At the 2020 BIO Africa Convention, it was mentioned that the successful testing programme that helped contain the first Covid-19 wave was built on the back of platforms established for the HIV epidemic. Secondly, one of the most spectacular transactions in biotechnology innovation in the past decade was the sale of locally developed IP to the German multinational, Roche Diagnostics, by a government-funded innovation start-up.  Roche dominates the market here and elsewhere in the continent.

On a positive note, the pandemic has illuminated exciting local innovations in diagnostics as young biotechpreneurs responded.  Start-up Cape Bio is on the cusp of entering the market with a locally developed diagnostic kit for Covid-19.  A notable fact about their work is that it was licensed by the CSIR, a pillar of local scientific and innovation excellence.
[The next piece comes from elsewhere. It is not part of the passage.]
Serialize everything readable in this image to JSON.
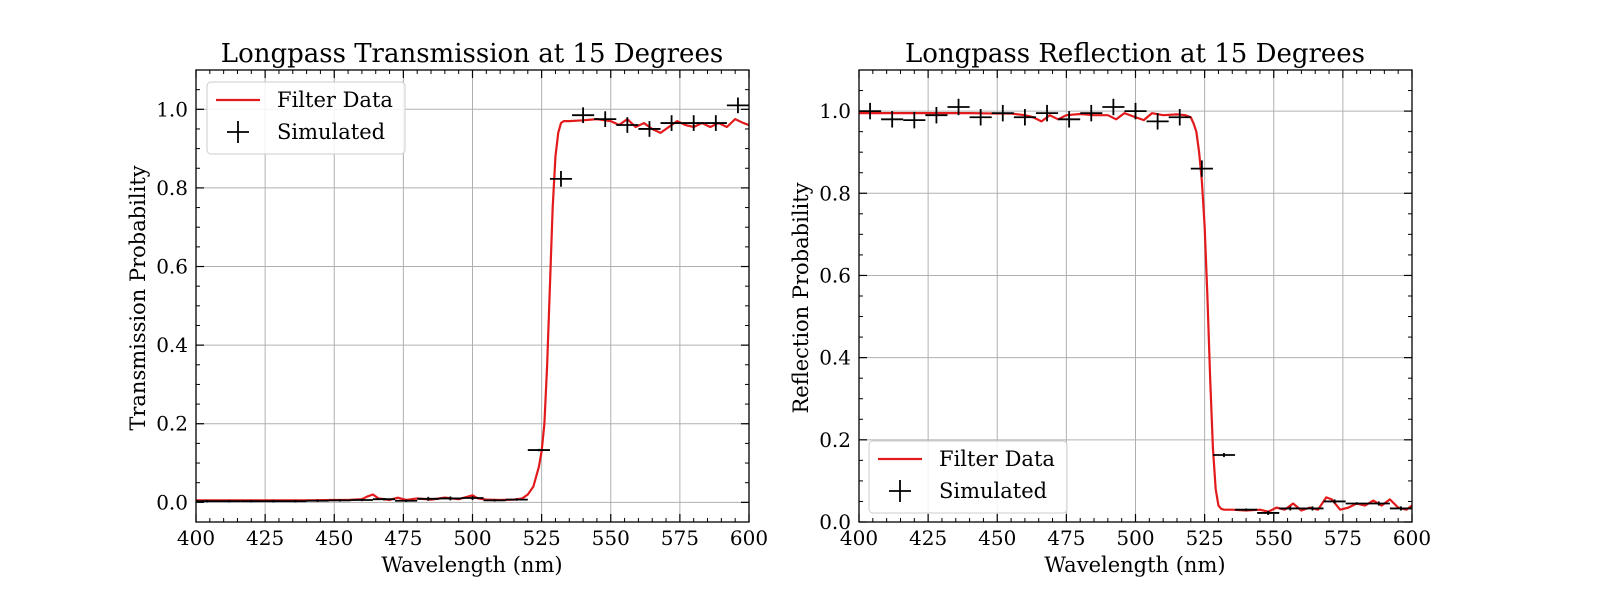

Several countries on the continent came up with innovations to deal with shortages in diagnostics.  One was by a consortium including Rwanda, Senegal and South Africa that developed advanced algorithms for pooling samples to make do with limited reagents, which were approved by the US Food and Drug Agency.

Covid-19 is spurring a new type of global solidarity movement akin to last year’s against racism.  The global scientific community has been collaborating more than ever to address the challenge faced by humanity. However, distribution of benefits has followed the same old patterns, hence “vaccine nationalism”. The question that begs asking is how our country and the continent can pivot their scientific and innovation capabilities to prepare for the next pandemic, as it surely will come? How do we reduce the concentration risk in our innovation system to allow multiple players to participate meaningfully? Dialogues about redrawing the boundaries and language of innovation are urgently needed. This would set a new appropriate agenda that is inclusive of all parties and ensures that resource allocation is done efficiently and equitably.  When that dialogue is conducted honestly, and with multiple voices, then producing our own vaccines and diagnostics will become a reality.